Page MenuHomePhabricator

cron job to create RDF dumps
Closed, ResolvedPublic

Description

Have a cron job to create RDF dumps enabled.

Which RDF formats?

Event Timeline

JanZerebecki raised the priority of this task from to Needs Triage.
JanZerebecki updated the task description. (Show Details)
JanZerebecki added a subscriber: JanZerebecki.
Restricted Application added a subscriber: Aklapper. · View Herald TranscriptMar 23 2015, 8:34 PM
Smalyshev added a comment.EditedMar 23 2015, 8:45 PM

TTL should be enough for now. Right now command line would be something like:

mwscript extensions/WikidataBuildResources/extensions/Wikibase/repo/maintenance/dumpRdf.php --wiki wikidatawiki --format ttl --output {filename}

but that could change (see T93488 and https://gerrit.wikimedia.org/r/#/c/198803/). So there might be several parts in the future. Right now there's just one and ttl should be enough.

aude added a subscriber: aude.Mar 23 2015, 8:59 PM

in production, it would just be:

mwscript extensions/Wikidata/extensions/Wikibase/repo/maintenance/dumpRdf.php --wiki wikidatawiki --format ttl --output {filename}

instead of using "WikidataBuildResources"
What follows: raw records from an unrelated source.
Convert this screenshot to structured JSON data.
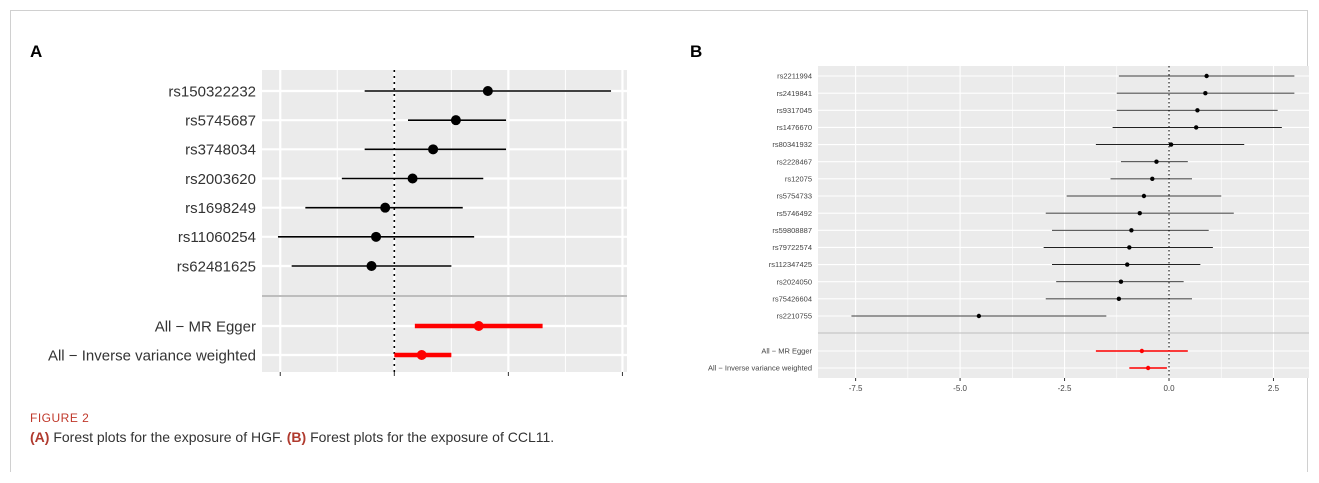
{
  "figure": {
    "panel_a_letter": "A",
    "panel_b_letter": "B",
    "label": "FIGURE 2",
    "caption_a_tag": "(A)",
    "caption_a_text": " Forest plots for the exposure of HGF. ",
    "caption_b_tag": "(B)",
    "caption_b_text": " Forest plots for the exposure of CCL11."
  },
  "colors": {
    "snp": "#000000",
    "summary": "#ff0000",
    "panel": "#ebebeb",
    "grid": "#ffffff",
    "separator": "#bdbdbd"
  },
  "chart_data": [
    {
      "type": "forest",
      "panel": "A",
      "xlim": [
        -2.9,
        5.1
      ],
      "xticks": [
        -2.5,
        0.0,
        2.5,
        5.0
      ],
      "xtick_labels": [
        "-2.5",
        "0.0",
        "2.5",
        "5.0"
      ],
      "reference_line": 0,
      "grid": true,
      "rows": [
        {
          "label": "rs150322232",
          "estimate": 2.05,
          "lower": -0.65,
          "upper": 4.75,
          "group": "snp"
        },
        {
          "label": "rs5745687",
          "estimate": 1.35,
          "lower": 0.3,
          "upper": 2.45,
          "group": "snp"
        },
        {
          "label": "rs3748034",
          "estimate": 0.85,
          "lower": -0.65,
          "upper": 2.45,
          "group": "snp"
        },
        {
          "label": "rs2003620",
          "estimate": 0.4,
          "lower": -1.15,
          "upper": 1.95,
          "group": "snp"
        },
        {
          "label": "rs1698249",
          "estimate": -0.2,
          "lower": -1.95,
          "upper": 1.5,
          "group": "snp"
        },
        {
          "label": "rs11060254",
          "estimate": -0.4,
          "lower": -2.55,
          "upper": 1.75,
          "group": "snp"
        },
        {
          "label": "rs62481625",
          "estimate": -0.5,
          "lower": -2.25,
          "upper": 1.25,
          "group": "snp"
        },
        {
          "label": "All − MR Egger",
          "estimate": 1.85,
          "lower": 0.45,
          "upper": 3.25,
          "group": "summary"
        },
        {
          "label": "All − Inverse variance weighted",
          "estimate": 0.6,
          "lower": 0.0,
          "upper": 1.25,
          "group": "summary"
        }
      ]
    },
    {
      "type": "forest",
      "panel": "B",
      "xlim": [
        -8.4,
        3.35
      ],
      "xticks": [
        -7.5,
        -5.0,
        -2.5,
        0.0,
        2.5
      ],
      "xtick_labels": [
        "-7.5",
        "-5.0",
        "-2.5",
        "0.0",
        "2.5"
      ],
      "reference_line": 0,
      "grid": true,
      "rows": [
        {
          "label": "rs2211994",
          "estimate": 0.9,
          "lower": -1.2,
          "upper": 3.0,
          "group": "snp"
        },
        {
          "label": "rs2419841",
          "estimate": 0.87,
          "lower": -1.25,
          "upper": 3.0,
          "group": "snp"
        },
        {
          "label": "rs9317045",
          "estimate": 0.68,
          "lower": -1.25,
          "upper": 2.6,
          "group": "snp"
        },
        {
          "label": "rs1476670",
          "estimate": 0.65,
          "lower": -1.35,
          "upper": 2.7,
          "group": "snp"
        },
        {
          "label": "rs80341932",
          "estimate": 0.05,
          "lower": -1.75,
          "upper": 1.8,
          "group": "snp"
        },
        {
          "label": "rs2228467",
          "estimate": -0.3,
          "lower": -1.15,
          "upper": 0.45,
          "group": "snp"
        },
        {
          "label": "rs12075",
          "estimate": -0.4,
          "lower": -1.4,
          "upper": 0.55,
          "group": "snp"
        },
        {
          "label": "rs5754733",
          "estimate": -0.6,
          "lower": -2.45,
          "upper": 1.25,
          "group": "snp"
        },
        {
          "label": "rs5746492",
          "estimate": -0.7,
          "lower": -2.95,
          "upper": 1.55,
          "group": "snp"
        },
        {
          "label": "rs59808887",
          "estimate": -0.9,
          "lower": -2.8,
          "upper": 0.95,
          "group": "snp"
        },
        {
          "label": "rs79722574",
          "estimate": -0.95,
          "lower": -3.0,
          "upper": 1.05,
          "group": "snp"
        },
        {
          "label": "rs112347425",
          "estimate": -1.0,
          "lower": -2.8,
          "upper": 0.75,
          "group": "snp"
        },
        {
          "label": "rs2024050",
          "estimate": -1.15,
          "lower": -2.7,
          "upper": 0.35,
          "group": "snp"
        },
        {
          "label": "rs75426604",
          "estimate": -1.2,
          "lower": -2.95,
          "upper": 0.55,
          "group": "snp"
        },
        {
          "label": "rs2210755",
          "estimate": -4.55,
          "lower": -7.6,
          "upper": -1.5,
          "group": "snp"
        },
        {
          "label": "All − MR Egger",
          "estimate": -0.65,
          "lower": -1.75,
          "upper": 0.45,
          "group": "summary"
        },
        {
          "label": "All − Inverse variance weighted",
          "estimate": -0.5,
          "lower": -0.95,
          "upper": -0.05,
          "group": "summary"
        }
      ]
    }
  ]
}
Yes, whatever it is for dumpJson, just replace it with dumpRdf and add options :)

JanZerebecki assigned this task to hoo.Mar 24 2015, 1:22 PM
Lydia_Pintscher triaged this task as High priority.Mar 25 2015, 9:44 AM
Lydia_Pintscher moved this task from incoming to ready to go on the Wikidata board.
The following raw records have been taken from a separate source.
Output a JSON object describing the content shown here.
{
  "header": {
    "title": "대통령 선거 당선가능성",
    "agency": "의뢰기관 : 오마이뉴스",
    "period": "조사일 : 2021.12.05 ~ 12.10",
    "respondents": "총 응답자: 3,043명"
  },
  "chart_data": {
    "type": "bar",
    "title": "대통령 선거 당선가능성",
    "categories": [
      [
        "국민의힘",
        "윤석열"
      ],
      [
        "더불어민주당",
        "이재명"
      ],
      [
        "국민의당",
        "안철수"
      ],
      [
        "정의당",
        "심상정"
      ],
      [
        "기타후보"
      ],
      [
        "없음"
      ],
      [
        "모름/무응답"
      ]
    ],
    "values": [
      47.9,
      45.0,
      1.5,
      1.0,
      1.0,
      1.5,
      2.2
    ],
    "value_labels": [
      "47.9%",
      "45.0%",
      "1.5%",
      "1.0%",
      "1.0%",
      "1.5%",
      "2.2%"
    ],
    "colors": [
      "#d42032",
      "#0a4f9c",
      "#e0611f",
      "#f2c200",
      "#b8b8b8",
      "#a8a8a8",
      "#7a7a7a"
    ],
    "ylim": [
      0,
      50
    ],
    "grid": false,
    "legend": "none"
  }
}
We need a variant of modules/snapshot/files/dumpwikidatajson.sh for this, which does the sharding and assembling the shards.
https://git.wikimedia.org/blob/operations%2Fpuppet.git/6abb1fd3a7b9e9baa0155732d0e96999ff925527/modules%2Fsnapshot%2Ffiles%2Fdumpwikidatajson.sh

JanZerebecki added a comment.EditedMar 30 2015, 6:36 PM

Ready to run manual command to create a dump:

filename=`date +'%Y%m%d'`; i=0; shards=4; while [ $i -lt $shards ]; do php /srv/mediawiki/multiversion/MWScript.php extensions/Wikidata/extensions/Wikibase/repo/maintenance/dumpRdf.php --wiki wikidatawiki --format ttl --shard $i --sharding-factor $shards 2>> /var/log/wikidatadump/dumpwikidatardf-$filename-$i.log | gzip > /mnt/data/xmldatadumps/temp/wikidataRdf-$filename.$i.gz & let i++; done
Joe added a subscriber: Joe.Mar 30 2015, 6:40 PM

Change 201003 had a related patch set uploaded (by Smalyshev):
T93658: create script for TTL dumps

https://gerrit.wikimedia.org/r/201003

Change 201003 had a related patch set uploaded (by Hoo man):
Add a script to create Wikidata ttl dumps

https://gerrit.wikimedia.org/r/201003

Change 201003 merged by ArielGlenn:
Add a script to create Wikidata ttl dumps

https://gerrit.wikimedia.org/r/201003

hoo closed this task as Resolved.Apr 2 2015, 11:52 AM

The cron is in place (but disabled for now). Once the code is deployed and I tested it manually for a bit, we can enable the automatic dump creation. If everything works out, this will be late next week (maybe Wednesday, Thursday).

hoo moved this task from Backlog to Done on the § Wikidata-Sprint-2015-03-24 board.